SAM/BAM/Uncompressed BAM from file --in yourFileName
SAM from stdin --in -
BAM from stdin --in -.bam
Uncompressed BAM from stdin --in -.ubam


Note: Uncompressed BAM is compressed using compression level-0 (so it is not an entirely uncompressed file). This matches the samtools implementation so pipes between our tools and samtools are supported.

Output File (--out)

Use --out followed by your file name to specify the SAM/BAM output file.

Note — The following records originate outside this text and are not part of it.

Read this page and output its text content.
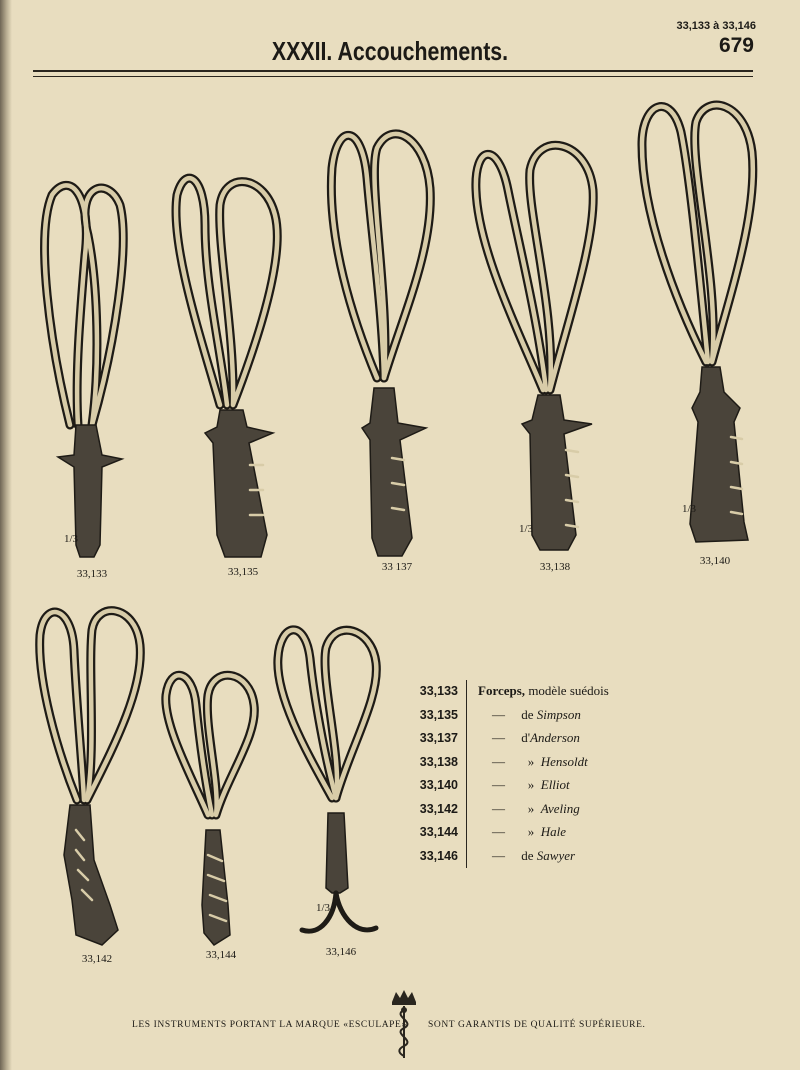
33,133 à 33,146
679
XXXII. Accouchements.
33,133	33,135	33 137	33,138	33,140
33,142	33,144	33,146
1/3
1/3
1/3
1/3
33,133 Forceps, modèle suédois
33,135	— de Simpson
33,137	— d'Anderson
33,138	— » Hensoldt
33,140	— » Elliot
33,142	— » Aveling
33,144	— » Hale
33,146	— de Sawyer
LES INSTRUMENTS PORTANT LA MARQUE «ESCULAPE» SONT GARANTIS DE QUALITÉ SUPÉRIEURE.
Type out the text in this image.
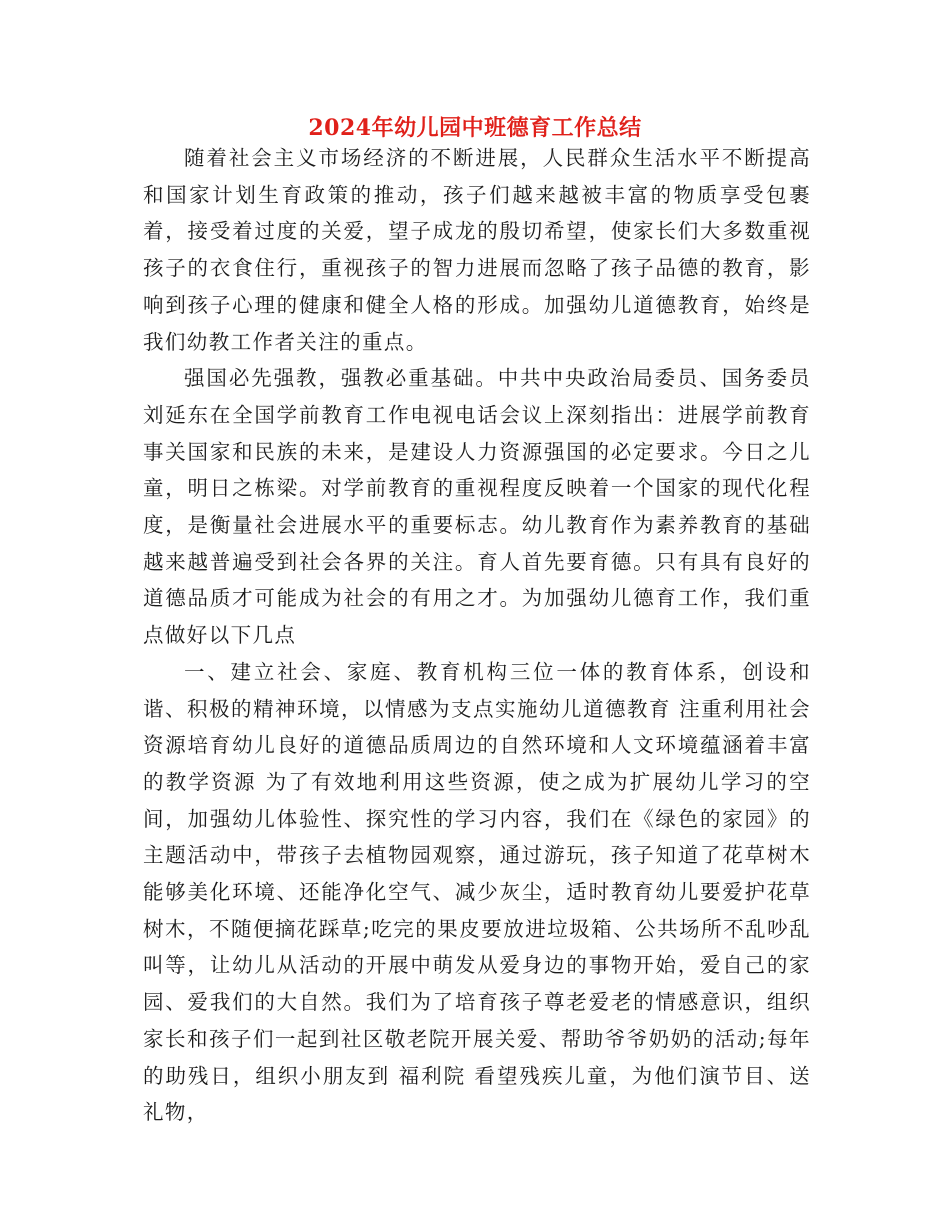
2024年幼儿园中班德育工作总结

随着社会主义市场经济的不断进展，人民群众生活水平不断提高和国家计划生育政策的推动，孩子们越来越被丰富的物质享受包裹着，接受着过度的关爱，望子成龙的殷切希望，使家长们大多数重视孩子的衣食住行，重视孩子的智力进展而忽略了孩子品德的教育，影响到孩子心理的健康和健全人格的形成。加强幼儿道德教育，始终是我们幼教工作者关注的重点。

强国必先强教，强教必重基础。中共中央政治局委员、国务委员刘延东在全国学前教育工作电视电话会议上深刻指出：进展学前教育事关国家和民族的未来，是建设人力资源强国的必定要求。今日之儿童，明日之栋梁。对学前教育的重视程度反映着一个国家的现代化程度，是衡量社会进展水平的重要标志。幼儿教育作为素养教育的基础越来越普遍受到社会各界的关注。育人首先要育德。只有具有良好的道德品质才可能成为社会的有用之才。为加强幼儿德育工作，我们重点做好以下几点

一、建立社会、家庭、教育机构三位一体的教育体系，创设和谐、积极的精神环境，以情感为支点实施幼儿道德教育 注重利用社会资源培育幼儿良好的道德品质周边的自然环境和人文环境蕴涵着丰富的教学资源 为了有效地利用这些资源，使之成为扩展幼儿学习的空间，加强幼儿体验性、探究性的学习内容，我们在《绿色的家园》的主题活动中，带孩子去植物园观察，通过游玩，孩子知道了花草树木能够美化环境、还能净化空气、减少灰尘，适时教育幼儿要爱护花草树木，不随便摘花踩草;吃完的果皮要放进垃圾箱、公共场所不乱吵乱叫等，让幼儿从活动的开展中萌发从爱身边的事物开始，爱自己的家园、爱我们的大自然。我们为了培育孩子尊老爱老的情感意识，组织家长和孩子们一起到社区敬老院开展关爱、帮助爷爷奶奶的活动;每年的助残日，组织小朋友到 福利院 看望残疾儿童，为他们演节目、送礼物，
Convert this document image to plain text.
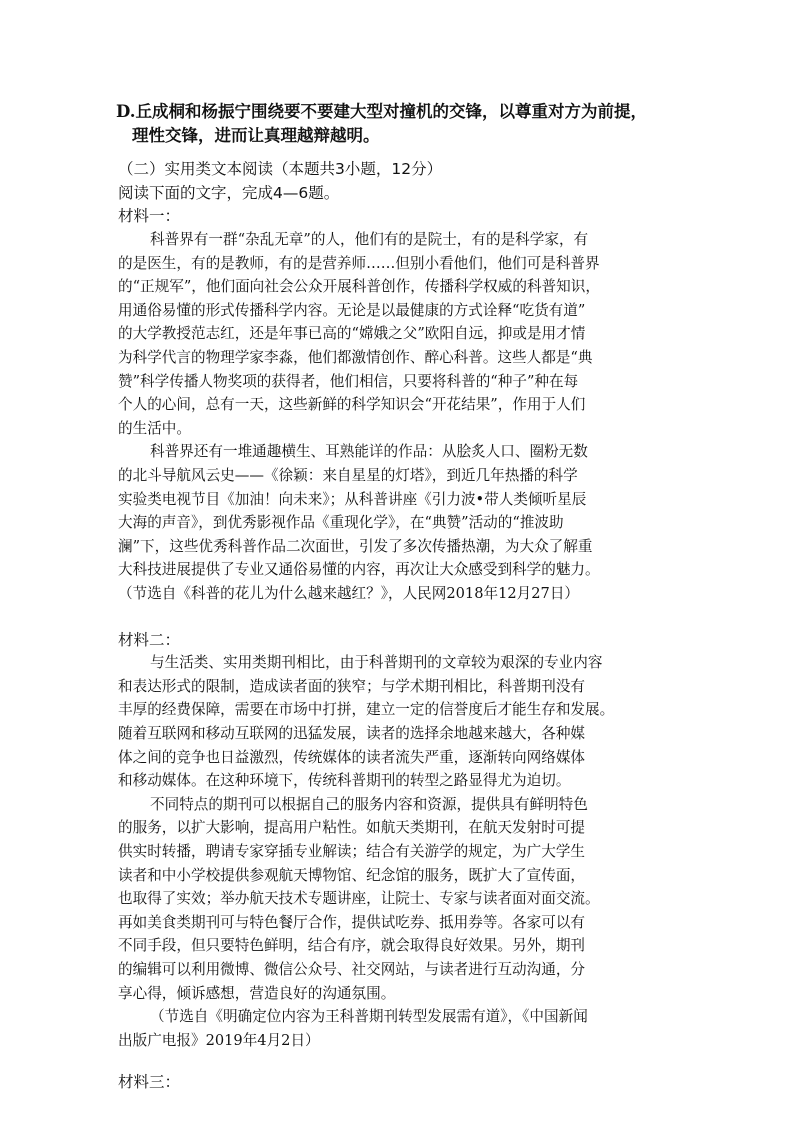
D.丘成桐和杨振宁围绕要不要建大型对撞机的交锋，以尊重对方为前提，
理性交锋，进而让真理越辩越明。
（二）实用类文本阅读（本题共3小题，12分）
阅读下面的文字，完成4—6题。
材料一：
科普界有一群“杂乱无章”的人，他们有的是院士，有的是科学家，有
的是医生，有的是教师，有的是营养师……但别小看他们，他们可是科普界
的“正规军”，他们面向社会公众开展科普创作，传播科学权威的科普知识，
用通俗易懂的形式传播科学内容。无论是以最健康的方式诠释“吃货有道”
的大学教授范志红，还是年事已高的“嫦娥之父”欧阳自远，抑或是用才情
为科学代言的物理学家李淼，他们都激情创作、醉心科普。这些人都是“典
赞”科学传播人物奖项的获得者，他们相信，只要将科普的“种子”种在每
个人的心间，总有一天，这些新鲜的科学知识会“开花结果”，作用于人们
的生活中。
科普界还有一堆通趣横生、耳熟能详的作品：从脍炙人口、圈粉无数
的北斗导航风云史——《徐颖：来自星星的灯塔》，到近几年热播的科学
实验类电视节目《加油！向未来》；从科普讲座《引力波•带人类倾听星辰
大海的声音》，到优秀影视作品《重现化学》，在“典赞”活动的“推波助
澜”下，这些优秀科普作品二次面世，引发了多次传播热潮，为大众了解重
大科技进展提供了专业又通俗易懂的内容，再次让大众感受到科学的魅力。
（节选自《科普的花儿为什么越来越红？》，人民网2018年12月27日）
材料二：
与生活类、实用类期刊相比，由于科普期刊的文章较为艰深的专业内容
和表达形式的限制，造成读者面的狭窄；与学术期刊相比，科普期刊没有
丰厚的经费保障，需要在市场中打拼，建立一定的信誉度后才能生存和发展。
随着互联网和移动互联网的迅猛发展，读者的选择余地越来越大，各种媒
体之间的竞争也日益激烈，传统媒体的读者流失严重，逐渐转向网络媒体
和移动媒体。在这种环境下，传统科普期刊的转型之路显得尤为迫切。
不同特点的期刊可以根据自己的服务内容和资源，提供具有鲜明特色
的服务，以扩大影响，提高用户粘性。如航天类期刊，在航天发射时可提
供实时转播，聘请专家穿插专业解读；结合有关游学的规定，为广大学生
读者和中小学校提供参观航天博物馆、纪念馆的服务，既扩大了宣传面，
也取得了实效；举办航天技术专题讲座，让院士、专家与读者面对面交流。
再如美食类期刊可与特色餐厅合作，提供试吃券、抵用券等。各家可以有
不同手段，但只要特色鲜明，结合有序，就会取得良好效果。另外，期刊
的编辑可以利用微博、微信公众号、社交网站，与读者进行互动沟通，分
享心得，倾诉感想，营造良好的沟通氛围。
（节选自《明确定位内容为王科普期刊转型发展需有道》，《中国新闻
出版广电报》2019年4月2日）
材料三：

The file extension is used to determine whether to write SAM/BAM/uncompressed BAM. A - is used to indicate stdout and the extension for file type (no extension is SAM).

SAM to file --out yourFileName.sam
BAM to file --out yourFileName.bam
Uncompressed BAM to file --out yourFileName.ubam
SAM to stdout --out -
BAM to stdout --out -.bam
Uncompressed BAM to stdout --out -.ubam


Note: Uncompressed BAM is compressed using compression level-0 (so it is not an entirely uncompressed file). This matches the samtools implementation so pipes between our tools and samtools are supported.

BAM File Is Sorted By Read Name (--minRecabQual)

When recalibrating reads, only positions with a base quality greater than this minimum will be recalibrated. If --minQual is not specified, it is defaulted to TBD.

Output log & Summary Statistics FileName (--log)

Output file name for writing logs & summary statistics.

If this parameter is not specified, it will write to the output file specified in --out + ".log". Or if the output bam is written to stdout (--out starts with '-'), the logs will be written to stderr. If the filename after --log starts with '-' it will write to stderr.

Treat Reads with Mates On Different Chromosomes As Single-Ended (--oneChrom)

If a read's mate is not found it will not be used for duplicate marking. If you are running on a single chromosome, all read's whose mates are on different chromosomes will not be used for duplicate marking. The --oneChrom option will treat reads with mates on a different chromosome as single-ended.

Recalibrate (--recab)

This option will recalibrate the input file in addition to deduping.

Remove Duplicates (--rmDups)

Instead of marking a read as duplicate in the flag, the --rmDups option will remove it from the output BAM file.

Ignore Previous Duplicate Marking (--force)

By default the deduper will throw an error and stop if a read is already marked as duplicate. The --force option will removes any previous duplicate marking and marks the reads from scratch. The resulting output file will only have reads determined by the deduper marked as duplicates.

Turn on Verbose Mode (--verbose)

Turn on verbose logging to get more log messages in the log and to stderr.

Do not require BGZF EOF block (--noeof)

Use --noeof if you do not expect a trailing eof block in your bgzf file.

By default, the trailing empty block is expected and checked for.

Print the Program Parameters (--params)

Use --params to print the parameters for your program to stderr.

Return Value

Returns -1 if input parameters are invalid.

Returns the SamStatus for the reads/writes (0 on success).